La stipulazione di contratti collettivi – quindi che prevedano il coinvolgimento delle sigle sindacali – può, dal lato del lavoratore, assicurare e garantire una serie di tutele che non sempre sono scontate, come il diritto alla disconnessione. La contrattazione rappresenta inoltre un’opportunità anche per le aziende, anche e soprattutto per quelle di dimensioni più piccole che spesso non hanno le competenze necessarie per realizzare un accordo di smart working.

Dovrebbe essere la contrattazione – nazionale, territoriale o aziendale – a fissare le regole di base per i lavoratori di un’azienda o di un settore” argomenta Benaglia.Le parti sociali devono realizzare delle intese che mettano le aziende nelle condizioni di attivare gli accordi individuali, per esempio chiarendo tutti i contenuti previsti dalla normativa: dal tema della volontarietà per il lavoratore, alle dotazione che l’azienda deve mettere a disposizione, dalla questione della privacy fino agli obblighi relativi alla salute e alla sicurezza”.
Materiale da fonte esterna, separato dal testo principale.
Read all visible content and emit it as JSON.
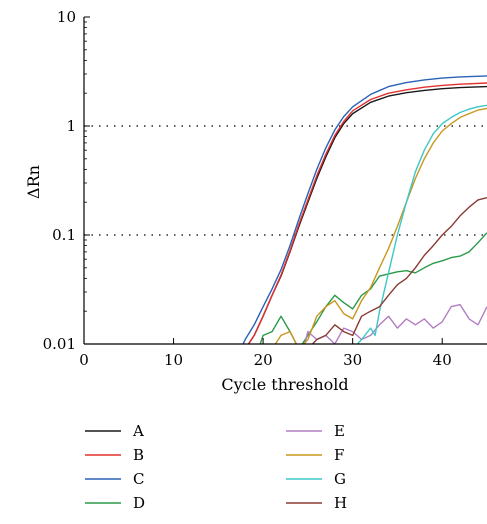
{
  "chart_data": {
    "type": "line",
    "xlabel": "Cycle threshold",
    "ylabel": "ΔRn",
    "xlim": [
      0,
      45
    ],
    "ylim": [
      0.01,
      10
    ],
    "yscale": "log",
    "x_ticks": [
      0,
      10,
      20,
      30,
      40
    ],
    "x_tick_labels": [
      "0",
      "10",
      "20",
      "30",
      "40"
    ],
    "y_ticks": [
      0.01,
      0.1,
      1,
      10
    ],
    "y_tick_labels": [
      "0.01",
      "0.1",
      "1",
      "10"
    ],
    "grid": "dotted horizontal at 0.1 and 1",
    "legend_position": "bottom, two columns",
    "series": [
      {
        "name": "A",
        "color": "#1a1a1a",
        "points": [
          [
            18,
            0.009
          ],
          [
            19,
            0.012
          ],
          [
            20,
            0.018
          ],
          [
            21,
            0.028
          ],
          [
            22,
            0.042
          ],
          [
            23,
            0.07
          ],
          [
            24,
            0.12
          ],
          [
            25,
            0.2
          ],
          [
            26,
            0.33
          ],
          [
            27,
            0.52
          ],
          [
            28,
            0.78
          ],
          [
            29,
            1.05
          ],
          [
            30,
            1.3
          ],
          [
            32,
            1.65
          ],
          [
            34,
            1.88
          ],
          [
            36,
            2.02
          ],
          [
            38,
            2.12
          ],
          [
            40,
            2.2
          ],
          [
            42,
            2.25
          ],
          [
            45,
            2.3
          ]
        ]
      },
      {
        "name": "B",
        "color": "#e3312f",
        "points": [
          [
            18,
            0.009
          ],
          [
            19,
            0.012
          ],
          [
            20,
            0.018
          ],
          [
            21,
            0.028
          ],
          [
            22,
            0.043
          ],
          [
            23,
            0.072
          ],
          [
            24,
            0.125
          ],
          [
            25,
            0.21
          ],
          [
            26,
            0.35
          ],
          [
            27,
            0.55
          ],
          [
            28,
            0.82
          ],
          [
            29,
            1.1
          ],
          [
            30,
            1.38
          ],
          [
            32,
            1.75
          ],
          [
            34,
            2.0
          ],
          [
            36,
            2.15
          ],
          [
            38,
            2.27
          ],
          [
            40,
            2.36
          ],
          [
            42,
            2.42
          ],
          [
            45,
            2.48
          ]
        ]
      },
      {
        "name": "C",
        "color": "#2a62b5",
        "points": [
          [
            17.5,
            0.009
          ],
          [
            18,
            0.011
          ],
          [
            19,
            0.015
          ],
          [
            20,
            0.022
          ],
          [
            21,
            0.032
          ],
          [
            22,
            0.048
          ],
          [
            23,
            0.08
          ],
          [
            24,
            0.14
          ],
          [
            25,
            0.24
          ],
          [
            26,
            0.4
          ],
          [
            27,
            0.63
          ],
          [
            28,
            0.92
          ],
          [
            29,
            1.22
          ],
          [
            30,
            1.5
          ],
          [
            32,
            1.95
          ],
          [
            34,
            2.3
          ],
          [
            36,
            2.5
          ],
          [
            38,
            2.65
          ],
          [
            40,
            2.75
          ],
          [
            42,
            2.82
          ],
          [
            45,
            2.88
          ]
        ]
      },
      {
        "name": "D",
        "color": "#2a9a4a",
        "points": [
          [
            19.5,
            0.009
          ],
          [
            20,
            0.012
          ],
          [
            21,
            0.013
          ],
          [
            22,
            0.018
          ],
          [
            23,
            0.013
          ],
          [
            24,
            0.009
          ],
          [
            25,
            0.012
          ],
          [
            26,
            0.016
          ],
          [
            27,
            0.022
          ],
          [
            28,
            0.028
          ],
          [
            29,
            0.024
          ],
          [
            30,
            0.021
          ],
          [
            31,
            0.028
          ],
          [
            32,
            0.032
          ],
          [
            33,
            0.042
          ],
          [
            34,
            0.044
          ],
          [
            35,
            0.046
          ],
          [
            36,
            0.047
          ],
          [
            37,
            0.045
          ],
          [
            38,
            0.05
          ],
          [
            39,
            0.055
          ],
          [
            40,
            0.058
          ],
          [
            41,
            0.062
          ],
          [
            42,
            0.064
          ],
          [
            43,
            0.07
          ],
          [
            44,
            0.085
          ],
          [
            45,
            0.105
          ]
        ]
      },
      {
        "name": "E",
        "color": "#b27ec3",
        "points": [
          [
            24.5,
            0.009
          ],
          [
            25,
            0.013
          ],
          [
            26,
            0.011
          ],
          [
            27,
            0.012
          ],
          [
            28,
            0.01
          ],
          [
            29,
            0.014
          ],
          [
            30,
            0.013
          ],
          [
            31,
            0.011
          ],
          [
            32,
            0.012
          ],
          [
            33,
            0.015
          ],
          [
            34,
            0.018
          ],
          [
            35,
            0.014
          ],
          [
            36,
            0.017
          ],
          [
            37,
            0.015
          ],
          [
            38,
            0.017
          ],
          [
            39,
            0.014
          ],
          [
            40,
            0.016
          ],
          [
            41,
            0.022
          ],
          [
            42,
            0.023
          ],
          [
            43,
            0.017
          ],
          [
            44,
            0.015
          ],
          [
            45,
            0.022
          ]
        ]
      },
      {
        "name": "F",
        "color": "#c9961f",
        "points": [
          [
            21,
            0.009
          ],
          [
            22,
            0.012
          ],
          [
            23,
            0.013
          ],
          [
            24,
            0.009
          ],
          [
            25,
            0.011
          ],
          [
            26,
            0.018
          ],
          [
            27,
            0.022
          ],
          [
            28,
            0.025
          ],
          [
            29,
            0.019
          ],
          [
            30,
            0.017
          ],
          [
            31,
            0.025
          ],
          [
            32,
            0.033
          ],
          [
            33,
            0.05
          ],
          [
            34,
            0.075
          ],
          [
            35,
            0.12
          ],
          [
            36,
            0.2
          ],
          [
            37,
            0.33
          ],
          [
            38,
            0.5
          ],
          [
            39,
            0.7
          ],
          [
            40,
            0.9
          ],
          [
            41,
            1.05
          ],
          [
            42,
            1.2
          ],
          [
            43,
            1.3
          ],
          [
            44,
            1.4
          ],
          [
            45,
            1.45
          ]
        ]
      },
      {
        "name": "G",
        "color": "#3ec6c6",
        "points": [
          [
            30,
            0.009
          ],
          [
            31,
            0.011
          ],
          [
            32,
            0.014
          ],
          [
            32.5,
            0.012
          ],
          [
            33,
            0.02
          ],
          [
            34,
            0.045
          ],
          [
            35,
            0.1
          ],
          [
            36,
            0.2
          ],
          [
            37,
            0.38
          ],
          [
            38,
            0.6
          ],
          [
            39,
            0.85
          ],
          [
            40,
            1.05
          ],
          [
            41,
            1.2
          ],
          [
            42,
            1.33
          ],
          [
            43,
            1.43
          ],
          [
            44,
            1.5
          ],
          [
            45,
            1.55
          ]
        ]
      },
      {
        "name": "H",
        "color": "#8b3a33",
        "points": [
          [
            25,
            0.009
          ],
          [
            26,
            0.011
          ],
          [
            27,
            0.012
          ],
          [
            28,
            0.015
          ],
          [
            29,
            0.013
          ],
          [
            30,
            0.012
          ],
          [
            31,
            0.018
          ],
          [
            32,
            0.02
          ],
          [
            33,
            0.022
          ],
          [
            34,
            0.028
          ],
          [
            35,
            0.035
          ],
          [
            36,
            0.04
          ],
          [
            37,
            0.05
          ],
          [
            38,
            0.065
          ],
          [
            39,
            0.08
          ],
          [
            40,
            0.1
          ],
          [
            41,
            0.12
          ],
          [
            42,
            0.15
          ],
          [
            43,
            0.18
          ],
          [
            44,
            0.21
          ],
          [
            45,
            0.22
          ]
        ]
      }
    ]
  }
}
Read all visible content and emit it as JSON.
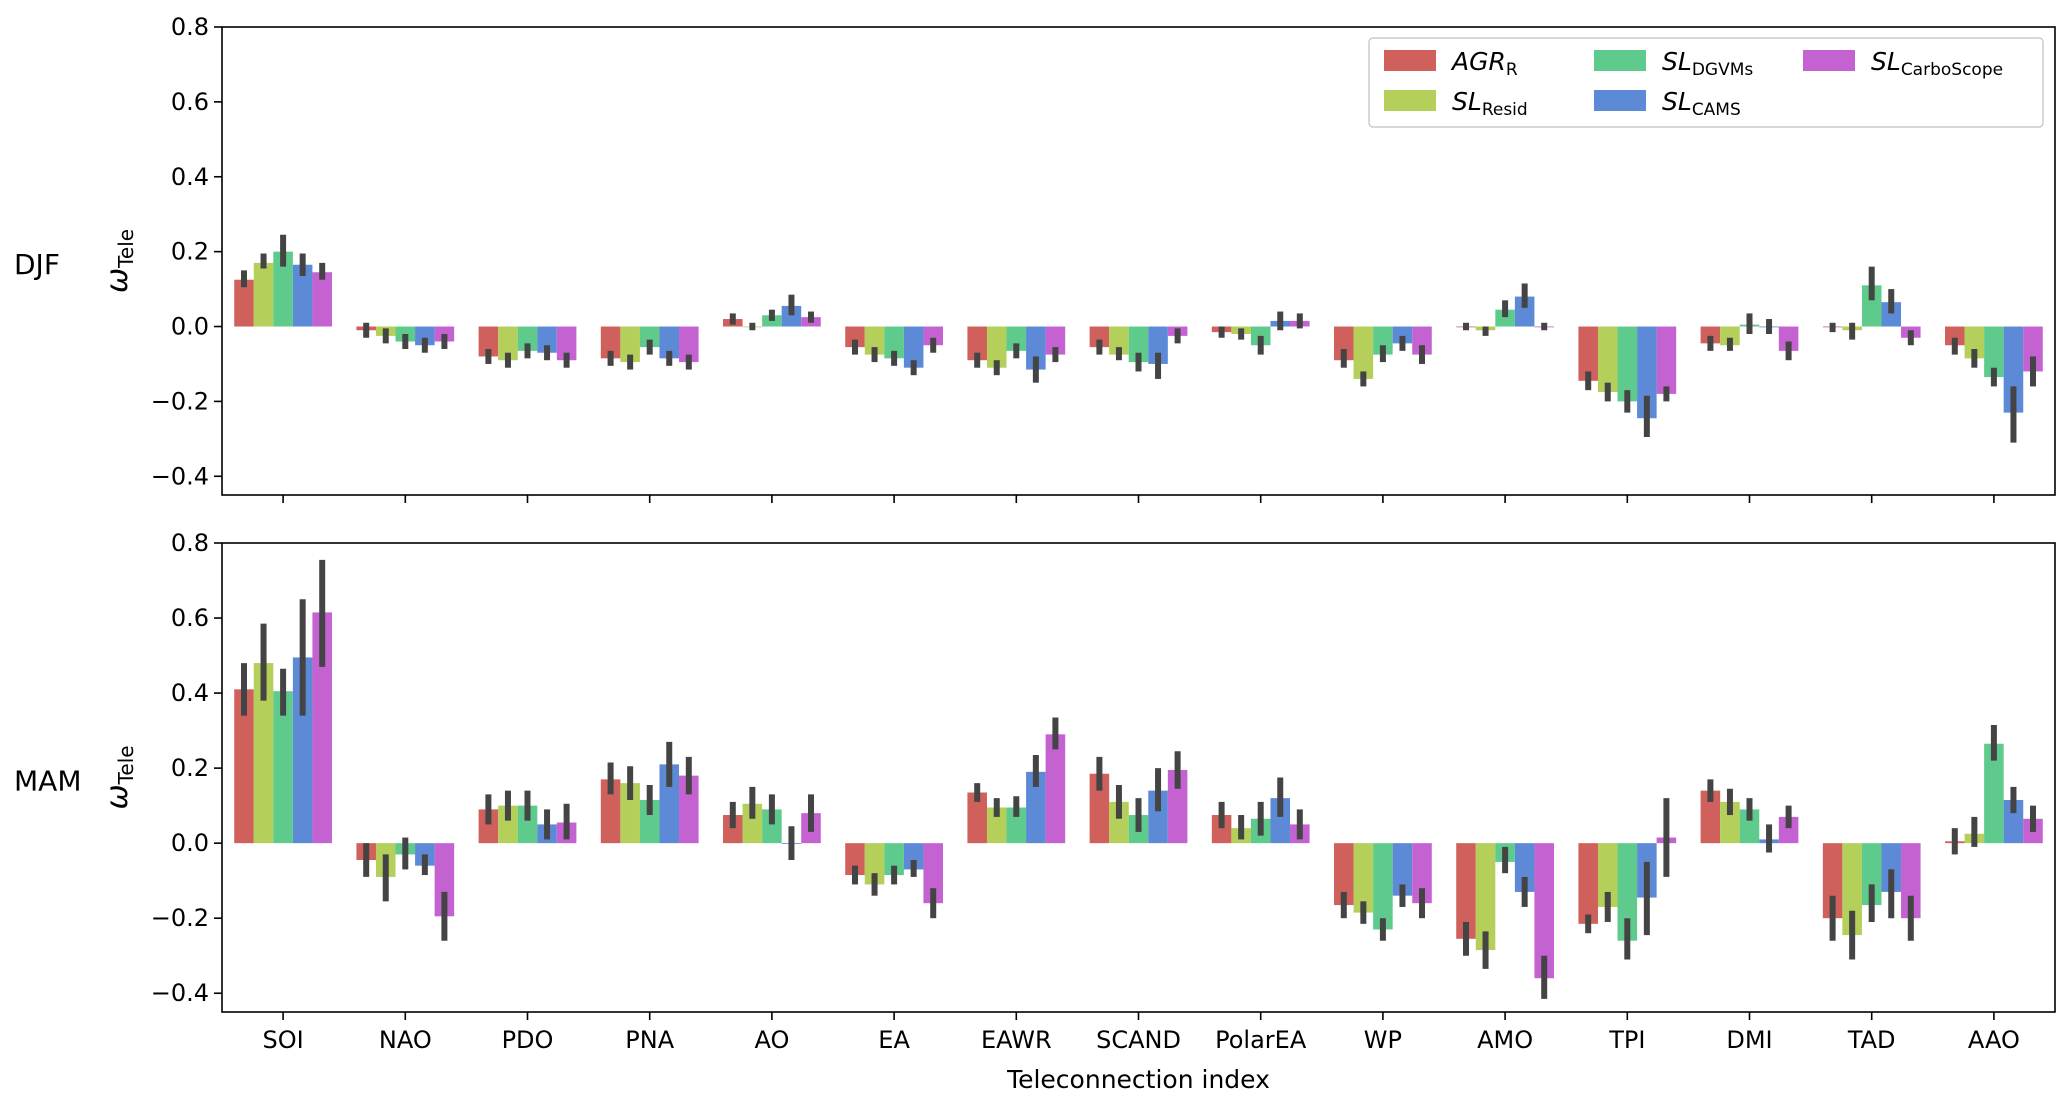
{
  "chart_data": [
    {
      "type": "bar",
      "panel": "DJF",
      "row_label": "DJF",
      "ylabel": {
        "main": "ω",
        "sub": "Tele"
      },
      "ylim": [
        -0.45,
        0.8
      ],
      "yticks": [
        -0.4,
        -0.2,
        0.0,
        0.2,
        0.4,
        0.6,
        0.8
      ],
      "ytick_labels": [
        "−0.4",
        "−0.2",
        "0.0",
        "0.2",
        "0.4",
        "0.6",
        "0.8"
      ],
      "xlabel": "",
      "x_tick_labels_shown": false,
      "grid": false,
      "legend": "top-right",
      "categories": [
        "SOI",
        "NAO",
        "PDO",
        "PNA",
        "AO",
        "EA",
        "EAWR",
        "SCAND",
        "PolarEA",
        "WP",
        "AMO",
        "TPI",
        "DMI",
        "TAD",
        "AAO"
      ],
      "series": [
        {
          "key": "agr",
          "name_main": "AGR",
          "name_sub": "R",
          "color": "#d0605b",
          "values": [
            0.125,
            -0.01,
            -0.08,
            -0.085,
            0.02,
            -0.055,
            -0.09,
            -0.055,
            -0.015,
            -0.09,
            0.0,
            -0.145,
            -0.045,
            0.0,
            -0.05
          ],
          "err": [
            [
              0.105,
              0.15
            ],
            [
              -0.03,
              0.01
            ],
            [
              -0.1,
              -0.06
            ],
            [
              -0.105,
              -0.065
            ],
            [
              0.005,
              0.035
            ],
            [
              -0.075,
              -0.035
            ],
            [
              -0.11,
              -0.07
            ],
            [
              -0.075,
              -0.035
            ],
            [
              -0.03,
              0.0
            ],
            [
              -0.11,
              -0.06
            ],
            [
              -0.01,
              0.01
            ],
            [
              -0.17,
              -0.12
            ],
            [
              -0.065,
              -0.025
            ],
            [
              -0.015,
              0.01
            ],
            [
              -0.075,
              -0.03
            ]
          ]
        },
        {
          "key": "resid",
          "name_main": "SL",
          "name_sub": "Resid",
          "color": "#b4cf5a",
          "values": [
            0.17,
            -0.025,
            -0.09,
            -0.095,
            0.0,
            -0.075,
            -0.11,
            -0.075,
            -0.02,
            -0.14,
            -0.01,
            -0.175,
            -0.05,
            -0.01,
            -0.085
          ],
          "err": [
            [
              0.155,
              0.195
            ],
            [
              -0.045,
              -0.005
            ],
            [
              -0.11,
              -0.07
            ],
            [
              -0.115,
              -0.075
            ],
            [
              -0.01,
              0.01
            ],
            [
              -0.095,
              -0.055
            ],
            [
              -0.13,
              -0.09
            ],
            [
              -0.09,
              -0.055
            ],
            [
              -0.035,
              -0.005
            ],
            [
              -0.16,
              -0.12
            ],
            [
              -0.025,
              0.0
            ],
            [
              -0.2,
              -0.15
            ],
            [
              -0.065,
              -0.03
            ],
            [
              -0.035,
              0.01
            ],
            [
              -0.11,
              -0.06
            ]
          ]
        },
        {
          "key": "dgvm",
          "name_main": "SL",
          "name_sub": "DGVMs",
          "color": "#5ecb8d",
          "values": [
            0.2,
            -0.04,
            -0.065,
            -0.055,
            0.03,
            -0.085,
            -0.065,
            -0.095,
            -0.05,
            -0.075,
            0.045,
            -0.2,
            0.005,
            0.11,
            -0.135
          ],
          "err": [
            [
              0.16,
              0.245
            ],
            [
              -0.06,
              -0.02
            ],
            [
              -0.085,
              -0.045
            ],
            [
              -0.075,
              -0.035
            ],
            [
              0.015,
              0.045
            ],
            [
              -0.105,
              -0.065
            ],
            [
              -0.085,
              -0.045
            ],
            [
              -0.12,
              -0.07
            ],
            [
              -0.075,
              -0.025
            ],
            [
              -0.095,
              -0.05
            ],
            [
              0.025,
              0.07
            ],
            [
              -0.23,
              -0.17
            ],
            [
              -0.02,
              0.035
            ],
            [
              0.07,
              0.16
            ],
            [
              -0.16,
              -0.11
            ]
          ]
        },
        {
          "key": "cams",
          "name_main": "SL",
          "name_sub": "CAMS",
          "color": "#5d8ad6",
          "values": [
            0.165,
            -0.05,
            -0.07,
            -0.085,
            0.055,
            -0.11,
            -0.115,
            -0.1,
            0.015,
            -0.045,
            0.08,
            -0.245,
            0.0,
            0.065,
            -0.23
          ],
          "err": [
            [
              0.135,
              0.195
            ],
            [
              -0.07,
              -0.03
            ],
            [
              -0.09,
              -0.05
            ],
            [
              -0.105,
              -0.065
            ],
            [
              0.03,
              0.085
            ],
            [
              -0.13,
              -0.09
            ],
            [
              -0.15,
              -0.08
            ],
            [
              -0.14,
              -0.07
            ],
            [
              -0.01,
              0.04
            ],
            [
              -0.065,
              -0.025
            ],
            [
              0.05,
              0.115
            ],
            [
              -0.295,
              -0.185
            ],
            [
              -0.02,
              0.02
            ],
            [
              0.035,
              0.1
            ],
            [
              -0.31,
              -0.16
            ]
          ]
        },
        {
          "key": "carbo",
          "name_main": "SL",
          "name_sub": "CarboScope",
          "color": "#c462d2",
          "values": [
            0.145,
            -0.04,
            -0.09,
            -0.095,
            0.025,
            -0.05,
            -0.075,
            -0.025,
            0.015,
            -0.075,
            0.0,
            -0.18,
            -0.065,
            -0.03,
            -0.12
          ],
          "err": [
            [
              0.125,
              0.17
            ],
            [
              -0.06,
              -0.02
            ],
            [
              -0.11,
              -0.07
            ],
            [
              -0.115,
              -0.075
            ],
            [
              0.01,
              0.04
            ],
            [
              -0.07,
              -0.03
            ],
            [
              -0.095,
              -0.055
            ],
            [
              -0.045,
              -0.005
            ],
            [
              -0.005,
              0.035
            ],
            [
              -0.1,
              -0.05
            ],
            [
              -0.01,
              0.01
            ],
            [
              -0.2,
              -0.16
            ],
            [
              -0.09,
              -0.04
            ],
            [
              -0.05,
              -0.01
            ],
            [
              -0.16,
              -0.08
            ]
          ]
        }
      ]
    },
    {
      "type": "bar",
      "panel": "MAM",
      "row_label": "MAM",
      "ylabel": {
        "main": "ω",
        "sub": "Tele"
      },
      "ylim": [
        -0.45,
        0.8
      ],
      "yticks": [
        -0.4,
        -0.2,
        0.0,
        0.2,
        0.4,
        0.6,
        0.8
      ],
      "ytick_labels": [
        "−0.4",
        "−0.2",
        "0.0",
        "0.2",
        "0.4",
        "0.6",
        "0.8"
      ],
      "xlabel": "Teleconnection index",
      "x_tick_labels_shown": true,
      "grid": false,
      "categories": [
        "SOI",
        "NAO",
        "PDO",
        "PNA",
        "AO",
        "EA",
        "EAWR",
        "SCAND",
        "PolarEA",
        "WP",
        "AMO",
        "TPI",
        "DMI",
        "TAD",
        "AAO"
      ],
      "series": [
        {
          "key": "agr",
          "color": "#d0605b",
          "values": [
            0.41,
            -0.045,
            0.09,
            0.17,
            0.075,
            -0.085,
            0.135,
            0.185,
            0.075,
            -0.165,
            -0.255,
            -0.215,
            0.14,
            -0.2,
            0.005
          ],
          "err": [
            [
              0.34,
              0.48
            ],
            [
              -0.09,
              0.0
            ],
            [
              0.05,
              0.13
            ],
            [
              0.13,
              0.215
            ],
            [
              0.04,
              0.11
            ],
            [
              -0.11,
              -0.06
            ],
            [
              0.11,
              0.16
            ],
            [
              0.14,
              0.23
            ],
            [
              0.04,
              0.11
            ],
            [
              -0.2,
              -0.13
            ],
            [
              -0.3,
              -0.21
            ],
            [
              -0.24,
              -0.19
            ],
            [
              0.11,
              0.17
            ],
            [
              -0.26,
              -0.14
            ],
            [
              -0.03,
              0.04
            ]
          ]
        },
        {
          "key": "resid",
          "color": "#b4cf5a",
          "values": [
            0.48,
            -0.09,
            0.1,
            0.16,
            0.105,
            -0.11,
            0.095,
            0.11,
            0.04,
            -0.185,
            -0.285,
            -0.17,
            0.11,
            -0.245,
            0.025
          ],
          "err": [
            [
              0.38,
              0.585
            ],
            [
              -0.155,
              -0.03
            ],
            [
              0.06,
              0.14
            ],
            [
              0.115,
              0.205
            ],
            [
              0.065,
              0.15
            ],
            [
              -0.14,
              -0.08
            ],
            [
              0.07,
              0.12
            ],
            [
              0.065,
              0.155
            ],
            [
              0.01,
              0.075
            ],
            [
              -0.215,
              -0.155
            ],
            [
              -0.335,
              -0.235
            ],
            [
              -0.21,
              -0.13
            ],
            [
              0.075,
              0.145
            ],
            [
              -0.31,
              -0.18
            ],
            [
              -0.01,
              0.07
            ]
          ]
        },
        {
          "key": "dgvm",
          "color": "#5ecb8d",
          "values": [
            0.405,
            -0.03,
            0.1,
            0.115,
            0.09,
            -0.085,
            0.095,
            0.075,
            0.065,
            -0.23,
            -0.05,
            -0.26,
            0.09,
            -0.165,
            0.265
          ],
          "err": [
            [
              0.34,
              0.465
            ],
            [
              -0.07,
              0.015
            ],
            [
              0.06,
              0.14
            ],
            [
              0.075,
              0.155
            ],
            [
              0.05,
              0.13
            ],
            [
              -0.11,
              -0.06
            ],
            [
              0.07,
              0.125
            ],
            [
              0.03,
              0.12
            ],
            [
              0.02,
              0.11
            ],
            [
              -0.26,
              -0.2
            ],
            [
              -0.08,
              -0.01
            ],
            [
              -0.31,
              -0.2
            ],
            [
              0.06,
              0.12
            ],
            [
              -0.21,
              -0.11
            ],
            [
              0.22,
              0.315
            ]
          ]
        },
        {
          "key": "cams",
          "color": "#5d8ad6",
          "values": [
            0.495,
            -0.06,
            0.05,
            0.21,
            0.0,
            -0.07,
            0.19,
            0.14,
            0.12,
            -0.14,
            -0.13,
            -0.145,
            0.01,
            -0.13,
            0.115
          ],
          "err": [
            [
              0.34,
              0.65
            ],
            [
              -0.085,
              -0.03
            ],
            [
              0.01,
              0.09
            ],
            [
              0.15,
              0.27
            ],
            [
              -0.045,
              0.045
            ],
            [
              -0.09,
              -0.045
            ],
            [
              0.15,
              0.235
            ],
            [
              0.085,
              0.2
            ],
            [
              0.07,
              0.175
            ],
            [
              -0.17,
              -0.11
            ],
            [
              -0.17,
              -0.09
            ],
            [
              -0.245,
              -0.05
            ],
            [
              -0.025,
              0.05
            ],
            [
              -0.2,
              -0.07
            ],
            [
              0.08,
              0.15
            ]
          ]
        },
        {
          "key": "carbo",
          "color": "#c462d2",
          "values": [
            0.615,
            -0.195,
            0.055,
            0.18,
            0.08,
            -0.16,
            0.29,
            0.195,
            0.05,
            -0.16,
            -0.36,
            0.015,
            0.07,
            -0.2,
            0.065
          ],
          "err": [
            [
              0.47,
              0.755
            ],
            [
              -0.26,
              -0.13
            ],
            [
              0.01,
              0.105
            ],
            [
              0.13,
              0.23
            ],
            [
              0.03,
              0.13
            ],
            [
              -0.2,
              -0.12
            ],
            [
              0.25,
              0.335
            ],
            [
              0.145,
              0.245
            ],
            [
              0.01,
              0.09
            ],
            [
              -0.2,
              -0.12
            ],
            [
              -0.415,
              -0.3
            ],
            [
              -0.09,
              0.12
            ],
            [
              0.04,
              0.1
            ],
            [
              -0.26,
              -0.14
            ],
            [
              0.03,
              0.1
            ]
          ]
        }
      ]
    }
  ],
  "error_bar_color": "#444444",
  "legend_order": [
    "agr",
    "dgvm",
    "carbo",
    "resid",
    "cams"
  ]
}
Attraverso la contrattazione si possono così mettere a disposizione dei veri e propri ‘fac-simile’ dei contratti individuali che rappresentino la base per il confronto tra impresa e lavoratore. Questo sistema lo abbiamo adoperato anche con l’intesa in Leonardo. Si tratta di versioni esemplificative che specificano i diritti e i doveri fondamentali e che l’azienda può replicare con i lavoratori, in modo semplice”, conclude il sindacalista.

Il Protocollo Nazionale sul Lavoro Agile

Da questo punto di vista è importante segnalare anche il “Protocollo nazionale sul lavoro in modalità agile”, sottoscritto dallo scorso 7 dicembre dalle principali sigle sindacali, associazioni datoriali e dal Ministero.

Questo accordo interconfederale vuole porre le prime basi per creare un clima di fiducia tra le parti sociali, anche di settori differenti, per favorire la corretta applicazione del lavoro agile. Fornisce inoltre le linee di indirizzo e delinea un quadro di riferimento per la contrattazione nazionale, aziendale e territoriale.

Oltre a specificare i contenuti necessari per gli accordi di smart working, il Protocollo evidenzia la centralità di alcune tematiche, come il trattamento della salute e della sicurezza per i lavoratori agili, la disconnessione, la formazione e il diritto alla parità di trattamento rispetto ai suoi colleghi che svolgono le medesime mansioni esclusivamente all’interno dei locali aziendali.

Inoltre, all’interno dell’articolo 3, mette in chiaro come il  lavoro agile non preveda la definizione di un preciso orario di lavoro e necessiti invece di piena autonomia nello svolgimento della prestazione. L’intento è quello di evidenziare come l’attività lavorativa sia sempre più legata al raggiungimento di specifici obiettivi e che, di conseguenza, le parti sociali sono chiamate a valorizzare questo aspetto in sede contrattuale.

Si tratta di un grande salto culturale in avanti, dato che comporta il superamento dell’idea che la retribuzione sia parametrata esclusivamente all’orario di lavoro. Anche le parti sociali sono perciò chiamate – come evidenziato da Benaglia – a ripensare il proprio ruolo e la loro azione, nel tentativo di guidare le imprese e i lavoratori in questa nuova concezione del lavoro basata sul raggiungimento di specifici obiettivi e risultati.